Cerita Pembangunan Terowongan Silaturahmi Istiqlal-Katedral, Sempat Terkendala Pipa Belanda

Cerita Pembangunan Terowongan Silaturahmi Istiqlal-Katedral, Sempat Terkendala Pipa Belanda

Terkini | inews | Sabtu, 9 Mei 2026 - 21:01
share

JAKARTA, iNews.id - Menteri Agama Nasaruddin Umar menceritakan awal mula pembangunan Terowongan Silaturahmi yang menghubungkan Masjid Istiqlal dan Gereja Katedral.

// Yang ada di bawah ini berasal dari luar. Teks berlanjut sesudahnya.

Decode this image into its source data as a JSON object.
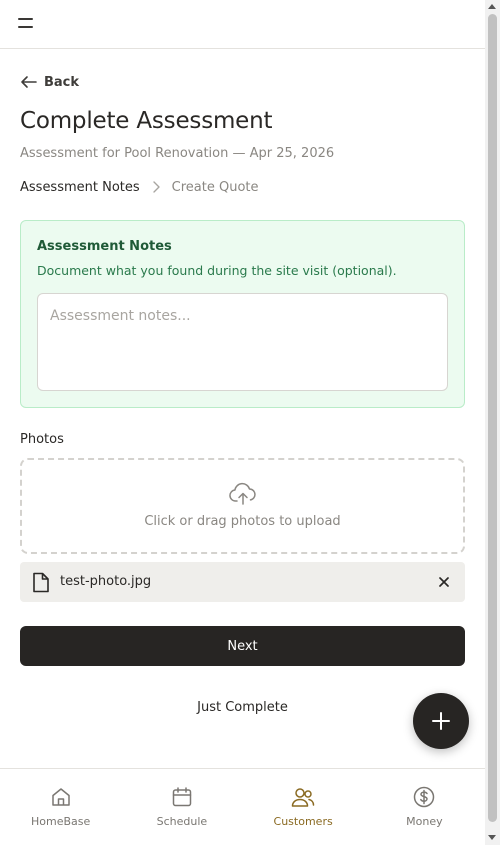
{
  "header": {
    "menu_icon": "menu-icon"
  },
  "back": {
    "label": "Back",
    "icon": "arrow-left-icon"
  },
  "page": {
    "title": "Complete Assessment",
    "subtitle": "Assessment for Pool Renovation — Apr 25, 2026"
  },
  "steps": {
    "active": "Assessment Notes",
    "next": "Create Quote",
    "separator_icon": "chevron-right-icon"
  },
  "notes": {
    "title": "Assessment Notes",
    "description": "Document what you found during the site visit (optional).",
    "value": "",
    "placeholder": "Assessment notes...",
    "accent_bg": "#ecfbf0",
    "accent_border": "#b9ecc8",
    "title_color": "#1f5a37"
  },
  "photos": {
    "label": "Photos",
    "upload_text": "Click or drag photos to upload",
    "upload_icon": "cloud-upload-icon",
    "files": [
      {
        "name": "test-photo.jpg",
        "icon": "file-icon",
        "remove_icon": "close-icon"
      }
    ]
  },
  "actions": {
    "next_label": "Next",
    "just_complete_label": "Just Complete",
    "fab_icon": "plus-icon"
  },
  "nav": {
    "items": [
      {
        "label": "HomeBase",
        "icon": "home-icon",
        "active": false
      },
      {
        "label": "Schedule",
        "icon": "calendar-icon",
        "active": false
      },
      {
        "label": "Customers",
        "icon": "users-icon",
        "active": true
      },
      {
        "label": "Money",
        "icon": "dollar-icon",
        "active": false
      }
    ],
    "active_color": "#8a6a22"
  },
  "scrollbar": {
    "position": 0
  }
}
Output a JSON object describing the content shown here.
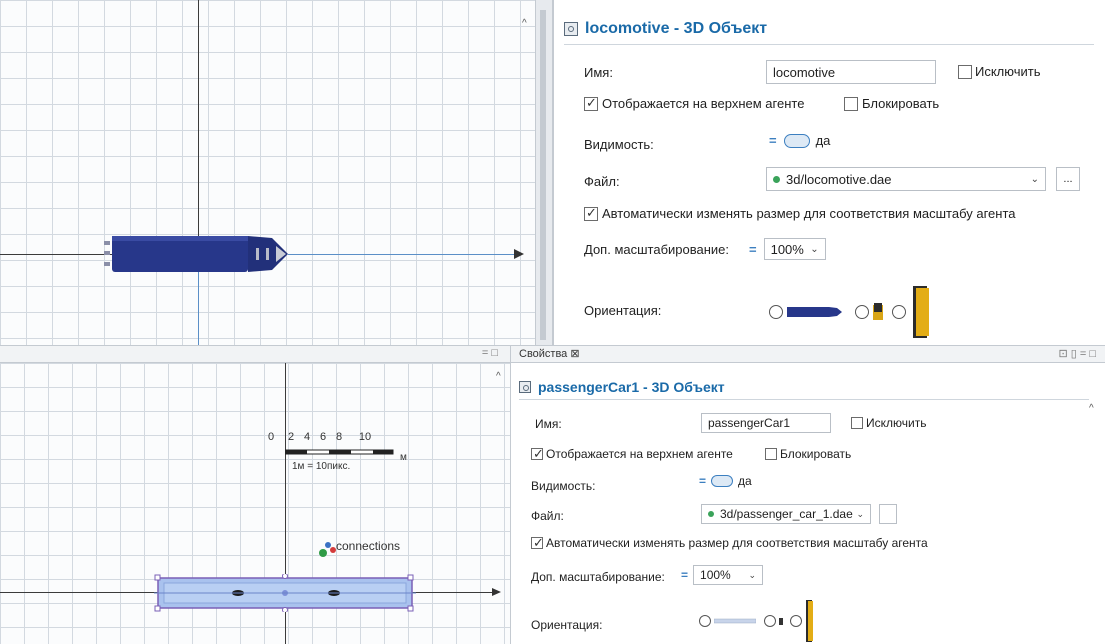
{
  "top": {
    "title": "locomotive - 3D Объект",
    "name_label": "Имя:",
    "name_value": "locomotive",
    "exclude_label": "Исключить",
    "show_top_label": "Отображается на верхнем агенте",
    "lock_label": "Блокировать",
    "visibility_label": "Видимость:",
    "visibility_value": "да",
    "file_label": "Файл:",
    "file_value": "3d/locomotive.dae",
    "browse_label": "...",
    "auto_resize_label": "Автоматически изменять размер для соответствия масштабу агента",
    "scale_label": "Доп. масштабирование:",
    "scale_value": "100%",
    "orientation_label": "Ориентация:"
  },
  "bottom": {
    "view_tab_controls": "= □",
    "props_tab": "Свойства ⊠",
    "props_tab_controls": "⊡ ▯ = □",
    "title": "passengerCar1 - 3D Объект",
    "name_label": "Имя:",
    "name_value": "passengerCar1",
    "exclude_label": "Исключить",
    "show_top_label": "Отображается на верхнем агенте",
    "lock_label": "Блокировать",
    "visibility_label": "Видимость:",
    "visibility_value": "да",
    "file_label": "Файл:",
    "file_value": "3d/passenger_car_1.dae",
    "auto_resize_label": "Автоматически изменять размер для соответствия масштабу агента",
    "scale_label": "Доп. масштабирование:",
    "scale_value": "100%",
    "orientation_label": "Ориентация:"
  },
  "scale_bar": {
    "ticks": [
      "0",
      "2",
      "4",
      "6",
      "8",
      "10"
    ],
    "unit": "м",
    "ratio": "1м = 10пикс."
  },
  "connections_label": "connections",
  "colors": {
    "accent": "#1a6aa8",
    "locomotive": "#27378a",
    "car_fill": "#a9c2ee",
    "car_border": "#7a5fb6"
  }
}
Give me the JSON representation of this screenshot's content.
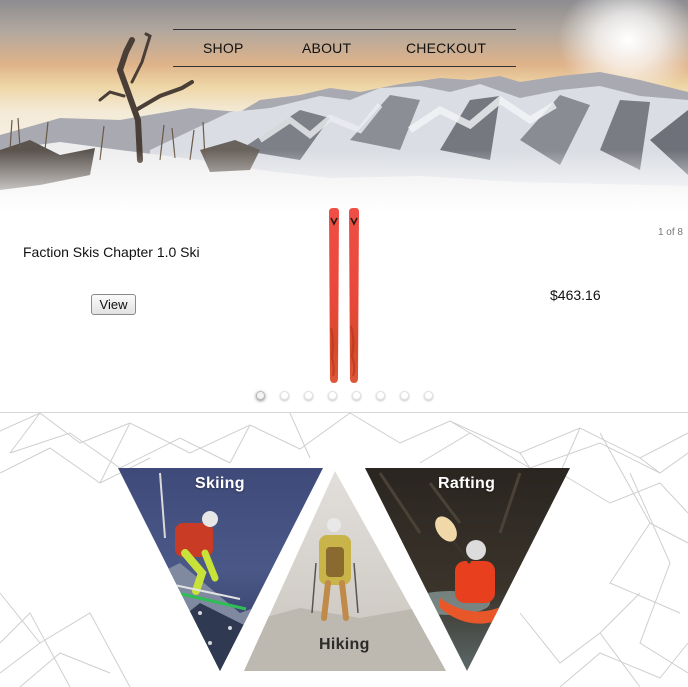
{
  "nav": {
    "items": [
      {
        "label": "SHOP"
      },
      {
        "label": "ABOUT"
      },
      {
        "label": "CHECKOUT"
      }
    ]
  },
  "product_carousel": {
    "counter": "1 of 8",
    "product_name": "Faction Skis Chapter 1.0 Ski",
    "view_button": "View",
    "price": "$463.16",
    "slide_count": 8,
    "active_slide": 1
  },
  "activities": [
    {
      "label": "Skiing"
    },
    {
      "label": "Hiking"
    },
    {
      "label": "Rafting"
    }
  ],
  "colors": {
    "ski_primary": "#e8483a",
    "ski_accent": "#c8321f",
    "nav_rule": "#333333",
    "mesh_line": "#cfcfcf"
  },
  "icons": {
    "carousel_pager": "dot-icon"
  }
}
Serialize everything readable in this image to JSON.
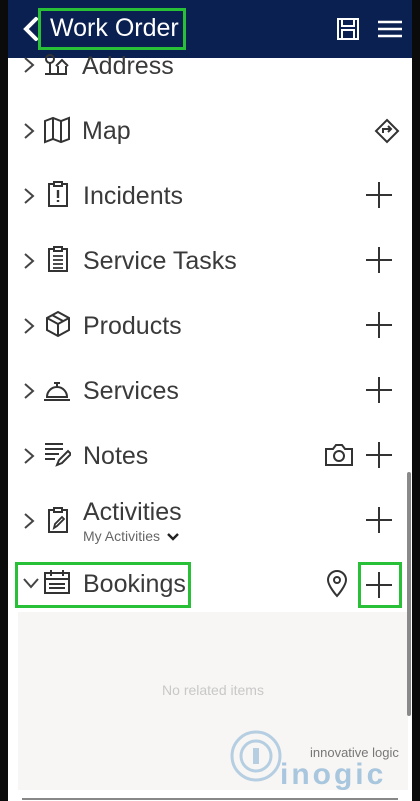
{
  "header": {
    "back_icon": "chevron-left-icon",
    "title": "Work Order",
    "save_icon": "save-icon",
    "menu_icon": "hamburger-menu-icon"
  },
  "sections": {
    "address": {
      "label": "Address",
      "icon": "address-icon"
    },
    "map": {
      "label": "Map",
      "icon": "map-icon",
      "action_icon": "directions-icon"
    },
    "incidents": {
      "label": "Incidents",
      "icon": "incident-icon"
    },
    "service_tasks": {
      "label": "Service Tasks",
      "icon": "clipboard-icon"
    },
    "products": {
      "label": "Products",
      "icon": "box-icon"
    },
    "services": {
      "label": "Services",
      "icon": "service-bell-icon"
    },
    "notes": {
      "label": "Notes",
      "icon": "notes-icon",
      "action_icon": "camera-icon"
    },
    "activities": {
      "label": "Activities",
      "icon": "activity-icon",
      "filter": "My Activities"
    },
    "bookings": {
      "label": "Bookings",
      "icon": "calendar-icon",
      "action_icon": "location-pin-icon",
      "empty_text": "No related items"
    }
  },
  "watermark": {
    "tagline": "innovative logic",
    "brand": "inogic"
  },
  "colors": {
    "header": "#0a2050",
    "highlight": "#27c037",
    "text": "#3a3a3a"
  }
}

Hal ini dia ceritakan saat Peringatan Syukur 219 Tahun Keuskupan Agung Jakarta (KAJ) di Gereja Katedral, Jakarta, Sabtu (9/5/2026). 

Saat aktif sebagai Imam Besar Masjid Istiqlal, Nasarudin membayangkan agar pagar pembatas dua rumah ibadah tersebut dirubuhkan, sehingga menjadi satu halaman bersama. Namun, niat itu dia urungkan dan mengusulkan pembangunan terowongan untuk menghubungkan Istiqlal dan Katedral.

"Saya bilang seandainya saya punya kewenangan, saya akan mohon izin supaya pagar-pagar yang ada di antara Istiqlal dan Katedral ini kita rubuhkan biar ini menjadi satu halaman bersama antara Istiqlal," kata Nasarudin.

"Saya usulkan kepada Bapak Presiden pada waktu itu Pak Jokowi. 'Pak, apa nggak sebaiknya kita membuat terowongan yang menghubungkan antara Katedral dengan Istiqlal', dia diam," sambungnya.

Saat itu Presiden ke-7 Joko Widodo (Jokowi) meminta agar niat tersebut dikoordinasikan dengan kementerian terkait. Namun, proyek itu disebut sempat terkendala biaya lantaran terdapat pipa raksasa peninggalan Belanda yang melintang di lokasi pembangunan.

"Sampaikan Menteri PU pada waktu itu. 'Pak ini ada.. wah ini mahal' Kenapa?'. Ternyata di sini ada pipa raksasa bangunan Belanda itu ya, yang menyuplai air minum di Menteng persis melintang di sini ini," ucapnya. 

Kendala anggaran tak menyulutkan keinginannya untuk bisa menghadirkan simbol toleransi di Indonesia. Dia pun melaporkan kendala tersebut langsung kepada Jokowi.

"Nah, anggarannya lumayan besar, nggak ada yang mendukung. Maaf, pada waktu itu saya lapor ke Pak Presiden: 'Pak, ya katanya mahal biayanya. Yang kita akan bangun ini bukan terowongan Bapak Presiden, yang kita akan bangun ini adalah ikon, simbol toleransi'. 'Kalau begitu saya setuju'. Jadi begitu setuju, langsung dibangun Bapak," ucapnya.

Dia menyebut, akses yang menghubungkan Masjid Istiqlal dan Gereja Katedral Jakarta itu sebagai satu-satunya terowongan toleransi yang ada di dunia. Bahkan tamu negara kerap ingin mengunjungi Terowongan Silaturahmi setelah dari Istana Kepresiden.

"Artinya apa? Satu-satunya terowongan toleransi di dunia adalah ini," kata Menag.